Push yourself out of your comfort zone, do the things that feel scary as hell and back yourself fiercely! It is so worth it. It is easier said than done but just go for it. You will make mistakes and you will learn so much, it is all part of the journey. Get your name out there, post videos on socials, do open mics, take all gig opportunities that come your way and make people remember you! Once you get your name out, you will start meeting more people and making more connections. The most important and special thing for me during my whole journey is the network of amazing people around me that have helped me grow, so my advice would be to try to work with new people all the time.

Make music you like, and do it for YOU. I think feeling like people won’t like your music can put a lot of people off, it put me off for years. If you like your music and you are proud of your music and you’re enjoying yourself, then that is what matters.

Practice is everything, keep writing, keep singing, keep playing and keep gigging. The more you do something the better you will get/the more confident you will feel. You will grow so much on your musical journey, so try not to compare yourself to other people, just focus on yourself and nurturing your craft.

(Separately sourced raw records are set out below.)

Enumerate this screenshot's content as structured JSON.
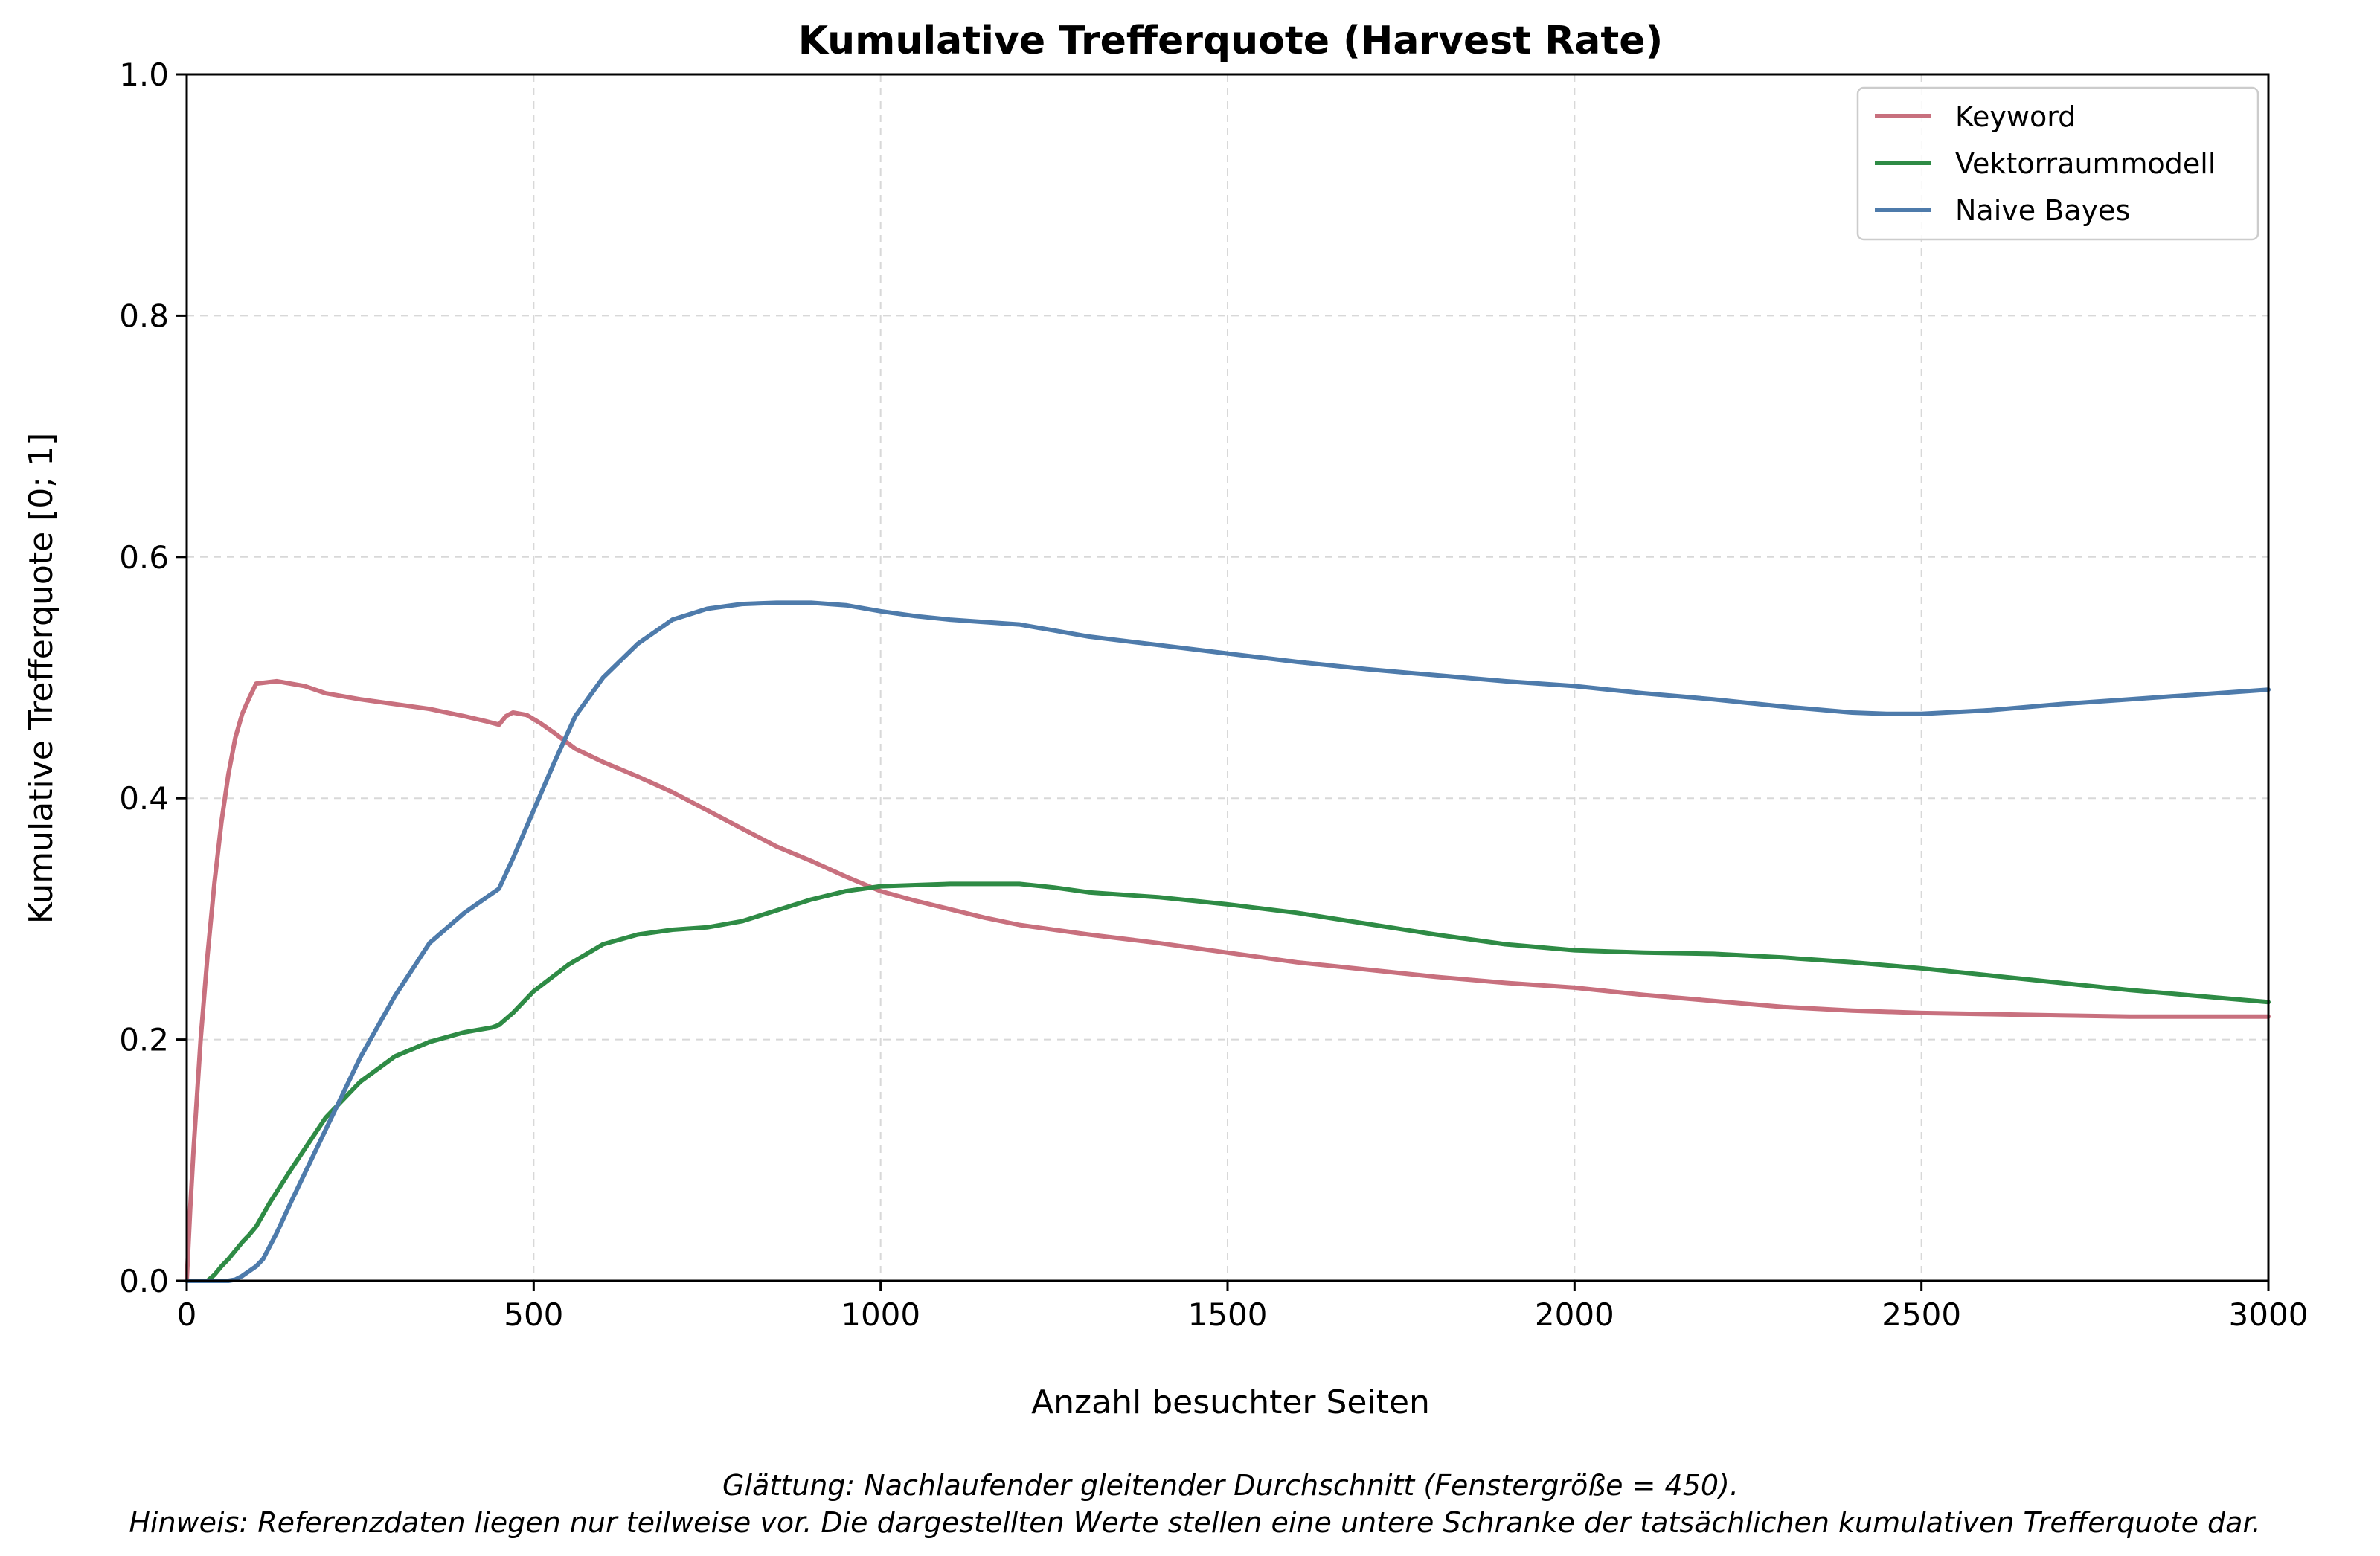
{
  "chart_data": {
    "type": "line",
    "title": "Kumulative Trefferquote (Harvest Rate)",
    "xlabel": "Anzahl besuchter Seiten",
    "ylabel": "Kumulative Trefferquote [0; 1]",
    "xlim": [
      0,
      3000
    ],
    "ylim": [
      0,
      1
    ],
    "xticks": [
      0,
      500,
      1000,
      1500,
      2000,
      2500,
      3000
    ],
    "yticks": [
      0.0,
      0.2,
      0.4,
      0.6,
      0.8,
      1.0
    ],
    "xtick_labels": [
      "0",
      "500",
      "1000",
      "1500",
      "2000",
      "2500",
      "3000"
    ],
    "ytick_labels": [
      "0.0",
      "0.2",
      "0.4",
      "0.6",
      "0.8",
      "1.0"
    ],
    "grid": true,
    "legend_position": "top-right",
    "series": [
      {
        "name": "Keyword",
        "color": "#c8707e",
        "x": [
          0,
          5,
          10,
          20,
          30,
          40,
          50,
          60,
          70,
          80,
          90,
          100,
          130,
          170,
          200,
          250,
          300,
          350,
          400,
          430,
          450,
          460,
          470,
          490,
          510,
          530,
          560,
          600,
          650,
          700,
          750,
          800,
          850,
          900,
          950,
          1000,
          1050,
          1100,
          1150,
          1200,
          1300,
          1400,
          1500,
          1550,
          1600,
          1700,
          1800,
          1900,
          2000,
          2100,
          2200,
          2300,
          2400,
          2500,
          2600,
          2700,
          2800,
          2900,
          3000
        ],
        "y": [
          0.0,
          0.06,
          0.11,
          0.2,
          0.27,
          0.33,
          0.38,
          0.42,
          0.45,
          0.47,
          0.483,
          0.495,
          0.497,
          0.493,
          0.487,
          0.482,
          0.478,
          0.474,
          0.468,
          0.464,
          0.461,
          0.468,
          0.471,
          0.469,
          0.462,
          0.454,
          0.441,
          0.43,
          0.418,
          0.405,
          0.39,
          0.375,
          0.36,
          0.348,
          0.335,
          0.323,
          0.315,
          0.308,
          0.301,
          0.295,
          0.287,
          0.28,
          0.272,
          0.268,
          0.264,
          0.258,
          0.252,
          0.247,
          0.243,
          0.237,
          0.232,
          0.227,
          0.224,
          0.222,
          0.221,
          0.22,
          0.219,
          0.219,
          0.219
        ]
      },
      {
        "name": "Vektorraummodell",
        "color": "#2e8b45",
        "x": [
          0,
          30,
          40,
          50,
          60,
          70,
          80,
          90,
          100,
          120,
          150,
          200,
          250,
          300,
          350,
          400,
          440,
          450,
          470,
          500,
          550,
          600,
          650,
          700,
          750,
          800,
          850,
          900,
          950,
          1000,
          1050,
          1100,
          1150,
          1200,
          1250,
          1300,
          1350,
          1400,
          1500,
          1600,
          1700,
          1800,
          1900,
          2000,
          2100,
          2200,
          2300,
          2400,
          2500,
          2600,
          2700,
          2800,
          2900,
          3000
        ],
        "y": [
          0.0,
          0.0,
          0.005,
          0.012,
          0.018,
          0.025,
          0.032,
          0.038,
          0.045,
          0.065,
          0.092,
          0.135,
          0.165,
          0.186,
          0.198,
          0.206,
          0.21,
          0.212,
          0.222,
          0.24,
          0.262,
          0.279,
          0.287,
          0.291,
          0.293,
          0.298,
          0.307,
          0.316,
          0.323,
          0.327,
          0.328,
          0.329,
          0.329,
          0.329,
          0.326,
          0.322,
          0.32,
          0.318,
          0.312,
          0.305,
          0.296,
          0.287,
          0.279,
          0.274,
          0.272,
          0.271,
          0.268,
          0.264,
          0.259,
          0.253,
          0.247,
          0.241,
          0.236,
          0.231
        ]
      },
      {
        "name": "Naive Bayes",
        "color": "#4e7bab",
        "x": [
          0,
          60,
          70,
          80,
          90,
          100,
          110,
          130,
          150,
          200,
          250,
          300,
          350,
          400,
          450,
          470,
          500,
          530,
          560,
          600,
          650,
          700,
          750,
          800,
          850,
          900,
          950,
          1000,
          1050,
          1100,
          1150,
          1200,
          1250,
          1300,
          1400,
          1500,
          1600,
          1700,
          1800,
          1900,
          2000,
          2100,
          2200,
          2300,
          2400,
          2450,
          2500,
          2600,
          2700,
          2800,
          2900,
          3000
        ],
        "y": [
          0.0,
          0.0,
          0.001,
          0.004,
          0.008,
          0.012,
          0.018,
          0.04,
          0.065,
          0.125,
          0.185,
          0.236,
          0.28,
          0.305,
          0.325,
          0.35,
          0.39,
          0.43,
          0.468,
          0.5,
          0.528,
          0.548,
          0.557,
          0.561,
          0.562,
          0.562,
          0.56,
          0.555,
          0.551,
          0.548,
          0.546,
          0.544,
          0.539,
          0.534,
          0.527,
          0.52,
          0.513,
          0.507,
          0.502,
          0.497,
          0.493,
          0.487,
          0.482,
          0.476,
          0.471,
          0.47,
          0.47,
          0.473,
          0.478,
          0.482,
          0.486,
          0.49
        ]
      }
    ],
    "annotations": [
      "Glättung: Nachlaufender gleitender Durchschnitt (Fenstergröße = 450).",
      "Hinweis: Referenzdaten liegen nur teilweise vor. Die dargestellten Werte stellen eine untere Schranke der tatsächlichen kumulativen Trefferquote dar."
    ]
  }
}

Going on this journey has been the complete making of me. It is really hard on some days. With the wow moments, come huge low moments too. It is stressful and can be disheartening sometimes. But it is so worth it. It has given me confidence that I have never had and allowed me to grow so much as a person. It has helped me understand myself better. The best thing pursuing music has allowed me to do is meet some of my favourite people in the world, and make unforgettable memories. So my advice would be take the leap, take the risk, go for it!

Frankie Jobling

What does the foreseeable future hold for you as an artist?

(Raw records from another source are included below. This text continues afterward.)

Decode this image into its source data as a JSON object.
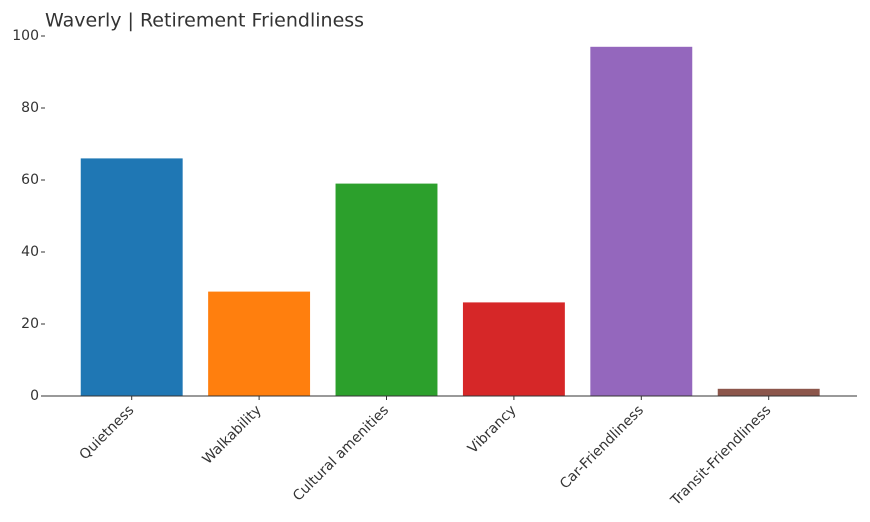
{
  "chart_data": {
    "type": "bar",
    "title": "Waverly | Retirement Friendliness",
    "categories": [
      "Quietness",
      "Walkability",
      "Cultural amenities",
      "Vibrancy",
      "Car-Friendliness",
      "Transit-Friendliness"
    ],
    "values": [
      66,
      29,
      59,
      26,
      97,
      2
    ],
    "colors": [
      "#1f77b4",
      "#ff7f0e",
      "#2ca02c",
      "#d62728",
      "#9467bd",
      "#8c564b"
    ],
    "ylim": [
      0,
      100
    ],
    "yticks": [
      0,
      20,
      40,
      60,
      80,
      100
    ]
  }
}
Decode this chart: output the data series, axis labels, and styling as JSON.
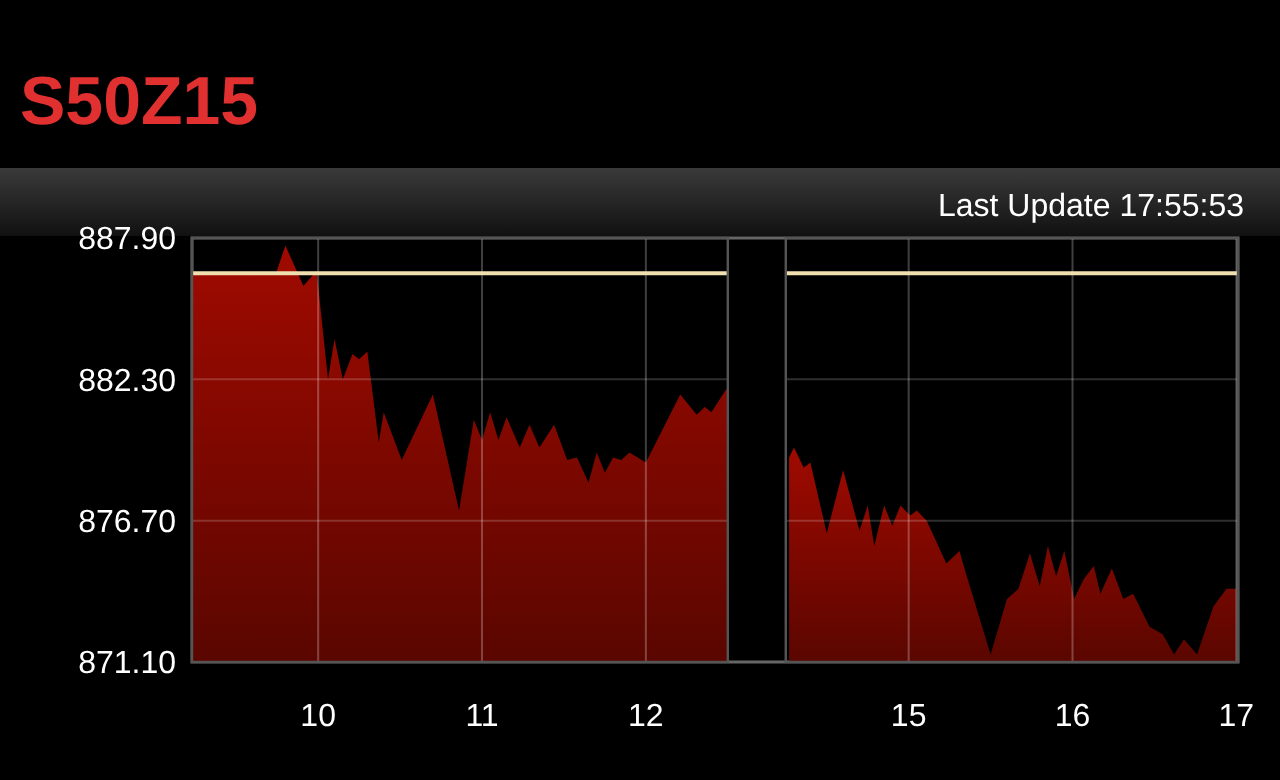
{
  "chart_data": [
    {
      "type": "area",
      "title": "S50Z15",
      "annotations": [
        "Last Update 17:55:53"
      ],
      "x": [
        9.23,
        9.74,
        9.8,
        9.91,
        9.99,
        10.06,
        10.1,
        10.15,
        10.21,
        10.25,
        10.3,
        10.37,
        10.4,
        10.51,
        10.7,
        10.86,
        10.95,
        11.0,
        11.05,
        11.1,
        11.15,
        11.23,
        11.29,
        11.35,
        11.44,
        11.52,
        11.58,
        11.65,
        11.7,
        11.75,
        11.8,
        11.85,
        11.9,
        12.0,
        12.21,
        12.31,
        12.36,
        12.4,
        12.49,
        12.5
      ],
      "series": [
        {
          "color": "#a00a00",
          "values": [
            886.45,
            886.45,
            887.6,
            886.0,
            886.6,
            882.3,
            883.9,
            882.3,
            883.3,
            883.1,
            883.4,
            879.8,
            881.0,
            879.1,
            881.7,
            877.1,
            880.7,
            879.9,
            881.0,
            879.9,
            880.8,
            879.6,
            880.5,
            879.6,
            880.5,
            879.1,
            879.2,
            878.2,
            879.4,
            878.6,
            879.2,
            879.1,
            879.4,
            879.0,
            881.7,
            880.9,
            881.2,
            881.0,
            881.9,
            881.9
          ]
        }
      ],
      "xlim": [
        9.23,
        12.5
      ],
      "xticks": [
        10,
        11,
        12
      ],
      "ylim": [
        871.1,
        887.9
      ],
      "yticks": [
        {
          "value": 871.1,
          "label": "871.10"
        },
        {
          "value": 876.7,
          "label": "876.70"
        },
        {
          "value": 882.3,
          "label": "882.30"
        },
        {
          "value": 887.9,
          "label": "887.90"
        }
      ],
      "grid": true,
      "ref_lines": [
        {
          "axis": "y",
          "value": 886.5,
          "color": "#f0e0b0"
        }
      ]
    },
    {
      "type": "area",
      "x": [
        14.27,
        14.3,
        14.36,
        14.4,
        14.5,
        14.6,
        14.7,
        14.75,
        14.79,
        14.85,
        14.9,
        14.95,
        15.01,
        15.05,
        15.11,
        15.23,
        15.31,
        15.35,
        15.5,
        15.6,
        15.67,
        15.74,
        15.8,
        15.85,
        15.9,
        15.95,
        16.01,
        16.07,
        16.13,
        16.17,
        16.24,
        16.31,
        16.37,
        16.47,
        16.55,
        16.62,
        16.68,
        16.76,
        16.86,
        16.94,
        17.0
      ],
      "series": [
        {
          "color": "#a00a00",
          "values": [
            879.2,
            879.6,
            878.8,
            879.0,
            876.2,
            878.7,
            876.3,
            877.3,
            875.7,
            877.3,
            876.5,
            877.3,
            876.9,
            877.1,
            876.7,
            875.0,
            875.5,
            874.6,
            871.4,
            873.6,
            874.0,
            875.4,
            874.1,
            875.7,
            874.5,
            875.5,
            873.6,
            874.4,
            874.9,
            873.8,
            874.8,
            873.6,
            873.8,
            872.5,
            872.2,
            871.4,
            872.0,
            871.4,
            873.3,
            874.0,
            874.0
          ]
        }
      ],
      "xlim": [
        14.25,
        17.01
      ],
      "xticks": [
        15,
        16,
        17
      ],
      "ylim": [
        871.1,
        887.9
      ],
      "yticks": [
        871.1,
        876.7,
        882.3,
        887.9
      ],
      "tick_labels": "x",
      "grid": true,
      "ref_lines": [
        {
          "axis": "y",
          "value": 886.5,
          "color": "#f0e0b0"
        }
      ]
    }
  ]
}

I have a really exciting 2023 lined up. I’m supporting The Pharcyde on March 22nd at Boiler shop in Newcastle and I’m playing Kendal Calling in summer. We have a hometown headline show in the works too for April! Me and the band are writing and practising like never before, I think this is just the beginning for us. We have so much more to give and do. Expect lots more singles to be released, and then an EP early next year!

‘Where Do You Go When You Go Quiet’ is available now via all major platforms.